Then, this modern day Matlock decided to check Gabe Prewitt’s twitter feed. Gabe would be saying something about the meet because he’s Director of Racing at Pompano, and he’s always promoting the place (hell, I think I wagered $10k last season because Gabe would inevitably pop up on my feeds telling me to “send it in”). There, however, I found nothing once again; other than the fact that Gabe doesn’t list Pompano as a current employer.
Finally, I logged into my betting website, and sure enough, right in front of me showing 10 minutes to post was Pompano Park. After navigating this maze I was happy I uncovered the truth – that yes, Pompano Park’s fall 2017 opener was indeed right now — but I was disappointed I didn’t earn a piece of cheese.
It appears I was more of an exception than the rule, because last year’s opener had a decent sized $6,000 pick 5 pool and a nice $6,000 pick 4 pool. This year those numbers were much smaller.
Let me say that I have no idea who is running Pompano Park and I also completely understand that mistakes are made; that things are forgotten or glossed over; that every “i” is sometimes not dotted, every “t” is not always crossed. We are all human, and we’re all not perfect, in life or at work. I don’t want to throw anyone under the bus.
But my question is simple: why does this always seem to be the pattern?
Why is it that when a new bank of slot machines open — or there’s a new promo at a poker table — do we have to be living under a rock not to know about it, but if the race part of the racino opens we have to become Sherlock Holmes?
Why is it that when there’s a power outage and the track lighting goes down everyone is sent home, but if there’s a similar power outage in the casino portion (who are we kidding, there’s never one of those) it’s like Kim Jung Un just released a missile and we have to scramble the Black Sheep Squadron?
Why do we hear about slots takeout lowered to 7 per cent to help customers play more (and have a better experience) being good business, but if you ask the same people to lower takeout on the other side of the racino from 30 per cent to 25 per cent (to do exactly the same thing) you’re considered crazy?
Time and time again, month after month, year after year, if something goes wrong, it tends to goes wrong on the racing side of the business. The data is far too plentiful to chalk up to randomness.
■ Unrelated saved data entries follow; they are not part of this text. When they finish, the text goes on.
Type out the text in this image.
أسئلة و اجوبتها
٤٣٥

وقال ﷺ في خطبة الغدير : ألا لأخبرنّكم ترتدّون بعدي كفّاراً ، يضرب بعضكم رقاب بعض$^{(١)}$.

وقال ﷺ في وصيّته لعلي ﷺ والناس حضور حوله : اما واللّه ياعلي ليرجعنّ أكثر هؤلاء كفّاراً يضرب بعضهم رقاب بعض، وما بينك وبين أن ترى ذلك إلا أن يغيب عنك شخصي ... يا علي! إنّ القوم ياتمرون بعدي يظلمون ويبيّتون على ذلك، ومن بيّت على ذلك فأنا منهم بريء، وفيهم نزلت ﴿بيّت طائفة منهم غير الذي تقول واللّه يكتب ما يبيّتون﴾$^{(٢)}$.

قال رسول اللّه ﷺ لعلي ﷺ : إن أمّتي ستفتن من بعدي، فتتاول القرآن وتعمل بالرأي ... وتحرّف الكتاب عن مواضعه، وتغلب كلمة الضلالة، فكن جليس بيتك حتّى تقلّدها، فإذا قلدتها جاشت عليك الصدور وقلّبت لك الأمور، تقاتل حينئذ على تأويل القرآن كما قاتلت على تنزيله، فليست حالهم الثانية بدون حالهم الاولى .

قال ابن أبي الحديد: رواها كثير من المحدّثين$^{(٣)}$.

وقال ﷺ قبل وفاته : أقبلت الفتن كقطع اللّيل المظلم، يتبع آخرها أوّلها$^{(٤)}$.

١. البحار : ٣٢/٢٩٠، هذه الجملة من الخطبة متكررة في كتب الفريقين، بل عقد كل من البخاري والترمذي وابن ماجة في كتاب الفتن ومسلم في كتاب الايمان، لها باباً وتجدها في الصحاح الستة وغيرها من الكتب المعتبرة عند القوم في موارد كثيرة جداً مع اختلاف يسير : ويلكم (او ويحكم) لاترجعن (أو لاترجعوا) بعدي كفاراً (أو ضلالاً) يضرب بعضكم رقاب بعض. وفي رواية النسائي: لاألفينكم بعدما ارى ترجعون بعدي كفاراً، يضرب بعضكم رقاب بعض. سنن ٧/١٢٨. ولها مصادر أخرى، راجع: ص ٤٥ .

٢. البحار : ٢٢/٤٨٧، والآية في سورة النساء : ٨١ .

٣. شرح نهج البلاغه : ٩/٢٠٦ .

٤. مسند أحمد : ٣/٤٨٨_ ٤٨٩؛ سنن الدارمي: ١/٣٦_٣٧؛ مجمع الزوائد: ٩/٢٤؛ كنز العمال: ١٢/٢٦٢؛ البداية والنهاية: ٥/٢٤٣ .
In my view, the immutable truth is that the casino side of the horse racing business is owned (for the most part) by a corporation. That corporation is owned by shareholders, and shareholders fund capital projects because they want a rate of return. Because corporations make little or no money on the racing side of the business, only minimal resources are placed into the racing side of the business. Such is life, and unless you’re Bernie Madoff, such is an income statement.
However, this is not the way it should be. The casino portion of the business is only there – for that company and that set of shareholders – precisely because it is a part of a racetrack, and when these deals were written they needed to be more in-tune with that truism. Yes, some deals mandate a portion of revenue to fund capital projects and the like (and of course money goes directly into purses), but these agreements were broad, extremely weak, and easy to get around.
It’s not like this at all racinos – Centaur Gaming at Hoosier Park comes to mind as a company who does more than they’re mandated to do – but for many others, it’s just the way they do business.
In the coming years there’s a chance slot revenue will be a thing of the past, but there’s also a strong possibility that these agreements will be extended and reworked. If the latter happens, racing should be very cognizant to write deals that hold the racino managers explicitly accountable. If that’s accomplished, I think the sport will be a whole lot better off.